U = {(a, b, 0)} and W = {(0, b, c)}

Since R^{3} = U + W, dim (U + W) = 3

We have, dim (U + W) = dim U + dim W – dim (U ∩ W)

⇒ 3 = 2 + 2 – dim (U ∩ W)

Therefore, dim (U ∩ W) = 1

Example 03 |

**Let {(1, 1, 1, 1), (1, 2, 1, 2)} be a linearly independent subset of a vector space V _{4} of dimension 4 over a field F. Extend it to a basis for V_{4}.**

Let S = {(1, 1, 1, 1), (1, 2, 1, 2)}

Then L(S) = {c_{1} (1, 1, 1, 1) + c_{2} (1, 2, 1, 2) | c_{1}, c_{2} ∈ F}

= {c_{1} + c_{2}, c_{1} + 2c_{2}, c_{1} + c_{2}, c_{1} + 2c_{2} | c_{1}, c_{2} ∈ F}

We observe that L(S), the first and the 3^{rd} coordinates are equal.

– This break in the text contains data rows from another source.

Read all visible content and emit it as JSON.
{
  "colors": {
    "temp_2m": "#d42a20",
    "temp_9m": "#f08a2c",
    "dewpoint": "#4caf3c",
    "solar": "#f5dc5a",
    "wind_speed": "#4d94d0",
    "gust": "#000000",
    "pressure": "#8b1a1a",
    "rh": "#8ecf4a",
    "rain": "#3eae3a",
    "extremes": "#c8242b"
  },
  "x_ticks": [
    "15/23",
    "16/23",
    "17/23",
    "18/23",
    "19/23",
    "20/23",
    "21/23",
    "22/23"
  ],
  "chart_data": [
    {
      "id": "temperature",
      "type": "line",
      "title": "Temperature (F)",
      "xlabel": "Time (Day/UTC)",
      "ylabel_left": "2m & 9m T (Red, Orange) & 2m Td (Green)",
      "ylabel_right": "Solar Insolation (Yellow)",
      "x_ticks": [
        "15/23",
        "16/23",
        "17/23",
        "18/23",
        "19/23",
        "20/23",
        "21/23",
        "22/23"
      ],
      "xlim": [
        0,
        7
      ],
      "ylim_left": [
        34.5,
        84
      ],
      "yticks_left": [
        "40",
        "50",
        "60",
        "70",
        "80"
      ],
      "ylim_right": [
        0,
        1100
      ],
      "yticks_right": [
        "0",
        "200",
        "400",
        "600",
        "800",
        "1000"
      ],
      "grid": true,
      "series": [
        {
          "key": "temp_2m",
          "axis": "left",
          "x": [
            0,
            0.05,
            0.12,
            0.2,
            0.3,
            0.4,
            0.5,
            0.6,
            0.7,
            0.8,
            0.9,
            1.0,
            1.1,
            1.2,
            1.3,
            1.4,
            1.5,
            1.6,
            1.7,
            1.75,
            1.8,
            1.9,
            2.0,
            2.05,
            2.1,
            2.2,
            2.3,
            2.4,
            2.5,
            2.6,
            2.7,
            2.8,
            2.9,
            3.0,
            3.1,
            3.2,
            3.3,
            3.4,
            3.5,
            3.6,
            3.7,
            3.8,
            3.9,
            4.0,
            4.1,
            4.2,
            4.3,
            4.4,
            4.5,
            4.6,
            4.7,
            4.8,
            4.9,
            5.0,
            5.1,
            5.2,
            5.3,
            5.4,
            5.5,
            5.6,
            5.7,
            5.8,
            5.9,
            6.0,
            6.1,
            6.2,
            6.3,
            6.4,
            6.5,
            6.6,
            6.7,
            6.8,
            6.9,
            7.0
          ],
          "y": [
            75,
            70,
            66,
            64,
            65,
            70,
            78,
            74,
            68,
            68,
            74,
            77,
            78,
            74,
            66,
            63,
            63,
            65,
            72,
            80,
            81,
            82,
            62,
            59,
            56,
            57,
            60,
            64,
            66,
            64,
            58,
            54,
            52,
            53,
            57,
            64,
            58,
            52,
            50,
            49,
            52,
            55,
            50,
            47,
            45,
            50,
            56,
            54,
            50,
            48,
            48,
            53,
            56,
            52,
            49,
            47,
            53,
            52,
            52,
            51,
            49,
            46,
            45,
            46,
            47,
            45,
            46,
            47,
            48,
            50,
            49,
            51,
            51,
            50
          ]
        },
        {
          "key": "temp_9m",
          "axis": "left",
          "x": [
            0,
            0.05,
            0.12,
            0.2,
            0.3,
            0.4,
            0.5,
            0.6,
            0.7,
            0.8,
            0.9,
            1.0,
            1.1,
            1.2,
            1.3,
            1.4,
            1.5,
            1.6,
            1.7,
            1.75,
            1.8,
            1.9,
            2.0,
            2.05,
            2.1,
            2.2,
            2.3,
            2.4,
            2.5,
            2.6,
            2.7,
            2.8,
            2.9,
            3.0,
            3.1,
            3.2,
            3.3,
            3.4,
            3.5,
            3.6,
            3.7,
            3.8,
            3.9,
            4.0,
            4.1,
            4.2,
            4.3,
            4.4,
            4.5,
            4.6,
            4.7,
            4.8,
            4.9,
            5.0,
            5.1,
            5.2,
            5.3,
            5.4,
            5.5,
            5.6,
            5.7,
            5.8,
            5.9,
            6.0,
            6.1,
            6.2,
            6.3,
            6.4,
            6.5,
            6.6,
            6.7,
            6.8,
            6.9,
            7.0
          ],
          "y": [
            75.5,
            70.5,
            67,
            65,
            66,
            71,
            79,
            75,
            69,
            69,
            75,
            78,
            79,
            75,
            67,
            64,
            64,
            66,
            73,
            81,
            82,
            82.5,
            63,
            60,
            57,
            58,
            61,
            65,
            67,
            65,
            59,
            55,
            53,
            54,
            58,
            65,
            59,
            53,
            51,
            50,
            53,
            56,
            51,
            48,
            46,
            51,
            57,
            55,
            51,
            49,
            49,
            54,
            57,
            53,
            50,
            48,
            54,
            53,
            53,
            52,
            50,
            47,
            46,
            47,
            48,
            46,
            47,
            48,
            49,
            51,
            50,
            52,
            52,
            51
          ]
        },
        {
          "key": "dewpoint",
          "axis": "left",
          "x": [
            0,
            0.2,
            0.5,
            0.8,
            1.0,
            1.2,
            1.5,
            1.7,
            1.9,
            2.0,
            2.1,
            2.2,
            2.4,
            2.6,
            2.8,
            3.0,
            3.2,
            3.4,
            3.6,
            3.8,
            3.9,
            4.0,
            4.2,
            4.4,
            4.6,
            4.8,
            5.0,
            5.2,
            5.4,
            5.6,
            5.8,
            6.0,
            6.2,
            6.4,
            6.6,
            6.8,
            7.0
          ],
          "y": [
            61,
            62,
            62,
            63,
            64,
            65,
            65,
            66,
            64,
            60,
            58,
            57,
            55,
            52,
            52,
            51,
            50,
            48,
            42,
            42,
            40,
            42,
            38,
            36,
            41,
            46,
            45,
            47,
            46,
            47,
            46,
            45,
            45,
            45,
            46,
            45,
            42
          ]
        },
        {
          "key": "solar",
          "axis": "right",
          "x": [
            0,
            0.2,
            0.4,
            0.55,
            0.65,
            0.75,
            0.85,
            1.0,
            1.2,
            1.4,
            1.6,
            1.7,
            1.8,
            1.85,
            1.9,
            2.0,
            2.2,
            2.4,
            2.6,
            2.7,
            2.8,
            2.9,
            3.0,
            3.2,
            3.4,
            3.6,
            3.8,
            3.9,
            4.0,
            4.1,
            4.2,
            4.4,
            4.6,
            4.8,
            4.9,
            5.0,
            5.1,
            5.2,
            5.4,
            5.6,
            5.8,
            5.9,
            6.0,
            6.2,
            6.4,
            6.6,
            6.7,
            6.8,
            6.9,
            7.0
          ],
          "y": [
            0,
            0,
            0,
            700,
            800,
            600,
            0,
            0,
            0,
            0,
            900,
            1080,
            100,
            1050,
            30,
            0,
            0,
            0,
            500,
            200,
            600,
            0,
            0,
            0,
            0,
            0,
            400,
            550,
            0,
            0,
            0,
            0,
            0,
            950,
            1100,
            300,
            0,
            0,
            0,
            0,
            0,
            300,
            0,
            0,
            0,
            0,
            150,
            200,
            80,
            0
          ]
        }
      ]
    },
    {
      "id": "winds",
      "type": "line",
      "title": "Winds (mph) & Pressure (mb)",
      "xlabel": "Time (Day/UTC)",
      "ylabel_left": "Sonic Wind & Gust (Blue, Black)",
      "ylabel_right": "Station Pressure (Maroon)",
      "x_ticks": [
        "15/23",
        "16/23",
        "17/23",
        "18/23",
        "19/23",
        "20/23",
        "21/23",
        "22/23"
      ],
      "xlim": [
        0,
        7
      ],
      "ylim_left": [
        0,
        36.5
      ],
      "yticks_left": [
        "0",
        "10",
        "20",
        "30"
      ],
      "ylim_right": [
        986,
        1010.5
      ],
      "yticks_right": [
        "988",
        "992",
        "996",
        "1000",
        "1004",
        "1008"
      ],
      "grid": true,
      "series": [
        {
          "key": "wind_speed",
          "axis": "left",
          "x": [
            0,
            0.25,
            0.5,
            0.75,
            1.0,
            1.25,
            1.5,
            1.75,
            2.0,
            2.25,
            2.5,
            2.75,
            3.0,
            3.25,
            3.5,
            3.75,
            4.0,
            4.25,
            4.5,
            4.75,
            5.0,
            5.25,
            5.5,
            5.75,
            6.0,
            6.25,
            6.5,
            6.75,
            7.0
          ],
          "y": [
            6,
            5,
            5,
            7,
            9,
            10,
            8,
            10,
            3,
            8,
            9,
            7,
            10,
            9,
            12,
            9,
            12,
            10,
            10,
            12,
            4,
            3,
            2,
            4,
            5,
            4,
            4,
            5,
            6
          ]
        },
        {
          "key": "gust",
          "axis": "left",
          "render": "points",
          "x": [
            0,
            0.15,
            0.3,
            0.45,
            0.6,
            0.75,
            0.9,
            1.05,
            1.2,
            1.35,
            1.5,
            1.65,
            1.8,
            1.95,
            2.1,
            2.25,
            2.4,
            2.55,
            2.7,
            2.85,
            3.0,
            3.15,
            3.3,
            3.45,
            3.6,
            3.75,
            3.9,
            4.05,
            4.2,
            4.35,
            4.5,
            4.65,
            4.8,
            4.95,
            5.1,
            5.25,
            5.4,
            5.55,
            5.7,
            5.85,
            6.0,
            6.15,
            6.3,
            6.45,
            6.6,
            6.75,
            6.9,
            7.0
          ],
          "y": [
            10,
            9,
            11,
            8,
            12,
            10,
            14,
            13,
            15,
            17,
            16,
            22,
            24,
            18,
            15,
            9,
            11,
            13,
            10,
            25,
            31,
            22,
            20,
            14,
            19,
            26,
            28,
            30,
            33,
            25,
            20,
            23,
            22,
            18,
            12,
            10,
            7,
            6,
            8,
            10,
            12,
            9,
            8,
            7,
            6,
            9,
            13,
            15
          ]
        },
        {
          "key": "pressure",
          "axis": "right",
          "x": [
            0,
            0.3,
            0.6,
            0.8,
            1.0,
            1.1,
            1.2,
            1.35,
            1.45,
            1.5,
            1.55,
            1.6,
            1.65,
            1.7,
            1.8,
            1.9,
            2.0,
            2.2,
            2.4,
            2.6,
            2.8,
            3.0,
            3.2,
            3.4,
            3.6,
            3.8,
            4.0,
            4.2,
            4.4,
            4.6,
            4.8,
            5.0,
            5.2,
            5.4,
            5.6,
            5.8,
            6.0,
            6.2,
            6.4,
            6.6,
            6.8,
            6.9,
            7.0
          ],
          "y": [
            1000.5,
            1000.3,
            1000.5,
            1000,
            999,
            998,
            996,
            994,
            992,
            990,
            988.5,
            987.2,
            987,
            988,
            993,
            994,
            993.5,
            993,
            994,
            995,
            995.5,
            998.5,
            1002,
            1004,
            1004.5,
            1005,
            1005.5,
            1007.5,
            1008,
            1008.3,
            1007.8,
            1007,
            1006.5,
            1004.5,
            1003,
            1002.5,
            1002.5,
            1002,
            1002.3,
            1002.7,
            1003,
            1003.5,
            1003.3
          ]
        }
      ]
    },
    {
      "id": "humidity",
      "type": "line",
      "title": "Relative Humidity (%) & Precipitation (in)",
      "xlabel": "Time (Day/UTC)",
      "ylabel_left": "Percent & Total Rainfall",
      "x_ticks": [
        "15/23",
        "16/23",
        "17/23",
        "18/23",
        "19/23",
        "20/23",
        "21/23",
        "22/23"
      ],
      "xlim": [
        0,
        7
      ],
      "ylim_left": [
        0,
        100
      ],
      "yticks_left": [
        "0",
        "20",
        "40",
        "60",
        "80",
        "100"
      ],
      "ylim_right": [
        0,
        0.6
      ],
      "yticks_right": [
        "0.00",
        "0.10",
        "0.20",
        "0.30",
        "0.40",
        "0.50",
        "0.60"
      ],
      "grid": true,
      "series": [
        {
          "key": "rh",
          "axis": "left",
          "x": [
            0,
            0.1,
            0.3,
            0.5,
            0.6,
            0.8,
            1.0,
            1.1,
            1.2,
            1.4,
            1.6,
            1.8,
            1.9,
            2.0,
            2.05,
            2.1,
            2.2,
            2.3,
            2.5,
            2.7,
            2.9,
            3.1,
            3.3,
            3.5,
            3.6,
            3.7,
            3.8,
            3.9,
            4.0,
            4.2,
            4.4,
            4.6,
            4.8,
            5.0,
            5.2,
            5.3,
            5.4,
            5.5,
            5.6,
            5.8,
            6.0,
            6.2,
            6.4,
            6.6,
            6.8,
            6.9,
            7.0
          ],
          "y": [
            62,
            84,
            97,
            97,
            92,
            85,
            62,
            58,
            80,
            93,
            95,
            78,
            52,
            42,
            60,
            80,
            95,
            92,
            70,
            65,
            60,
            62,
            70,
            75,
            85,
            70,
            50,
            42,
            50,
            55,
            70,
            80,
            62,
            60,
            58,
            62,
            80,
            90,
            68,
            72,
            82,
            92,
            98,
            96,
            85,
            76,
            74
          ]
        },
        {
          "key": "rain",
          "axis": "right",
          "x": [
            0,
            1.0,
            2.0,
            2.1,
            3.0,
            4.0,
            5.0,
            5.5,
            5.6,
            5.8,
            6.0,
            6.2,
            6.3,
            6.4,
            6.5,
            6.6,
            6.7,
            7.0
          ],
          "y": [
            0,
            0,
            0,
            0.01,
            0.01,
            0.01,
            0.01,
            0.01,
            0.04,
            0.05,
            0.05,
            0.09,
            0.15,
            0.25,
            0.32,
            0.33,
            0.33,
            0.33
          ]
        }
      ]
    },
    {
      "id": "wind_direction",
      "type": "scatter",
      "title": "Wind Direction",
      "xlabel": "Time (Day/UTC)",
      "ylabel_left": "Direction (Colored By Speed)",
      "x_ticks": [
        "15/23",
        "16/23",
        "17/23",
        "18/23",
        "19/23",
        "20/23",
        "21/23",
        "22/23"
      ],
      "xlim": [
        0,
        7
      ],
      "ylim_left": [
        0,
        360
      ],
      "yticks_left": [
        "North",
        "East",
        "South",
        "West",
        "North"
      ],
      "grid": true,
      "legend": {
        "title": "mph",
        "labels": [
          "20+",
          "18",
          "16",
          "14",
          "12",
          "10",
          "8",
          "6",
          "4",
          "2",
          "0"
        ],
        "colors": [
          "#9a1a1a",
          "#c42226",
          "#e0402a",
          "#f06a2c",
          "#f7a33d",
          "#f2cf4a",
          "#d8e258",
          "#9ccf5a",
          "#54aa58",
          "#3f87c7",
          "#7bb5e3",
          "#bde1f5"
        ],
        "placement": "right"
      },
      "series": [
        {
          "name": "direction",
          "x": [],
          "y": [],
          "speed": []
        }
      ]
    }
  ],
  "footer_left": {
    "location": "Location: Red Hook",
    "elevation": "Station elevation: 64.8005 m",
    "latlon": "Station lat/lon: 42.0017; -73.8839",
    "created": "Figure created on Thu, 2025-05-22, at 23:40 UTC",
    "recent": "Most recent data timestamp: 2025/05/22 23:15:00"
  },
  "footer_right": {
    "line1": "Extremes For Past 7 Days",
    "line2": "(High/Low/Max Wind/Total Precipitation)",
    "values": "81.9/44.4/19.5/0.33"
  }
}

It follows that the vector (0, 3, 2, 3) is not in L(S).

Thus we have an enlarged independent set S_{1} = {(1, 1, 1, 1), (1, 2, 1, 2), (0, 3, 2, 3)}

Let L(S_{1}) = { d_{1} (1, 1, 1, 1) +d_{2} (1, 2, 1, 2) +d_{3} (0, 3, 2, 3) | d_{1}, d_{2} , d_{3} ∈ F}

= { d_{1}+ d_{2}, d_{1 }+ 2d_{2} +3d_{3}, d_{1 }+ d_{2} +2d_{3}, d_{1 }+ 2d_{2} +3d_{3} | d_{1}, d_{2} , d_{3} ∈ F}

It follows from the structure of L(S_{1}) that the vector (2, 6, 4, 5) is not in L(S_{1}).

Hence the vectors (1, 1, 1, 1), (1, 2, 1, 2), (0, 3, 2, 3), (2, 6, 4, 5) are linearly independent and since V_{4} is of dimension 4, they form a basis of V_{4}.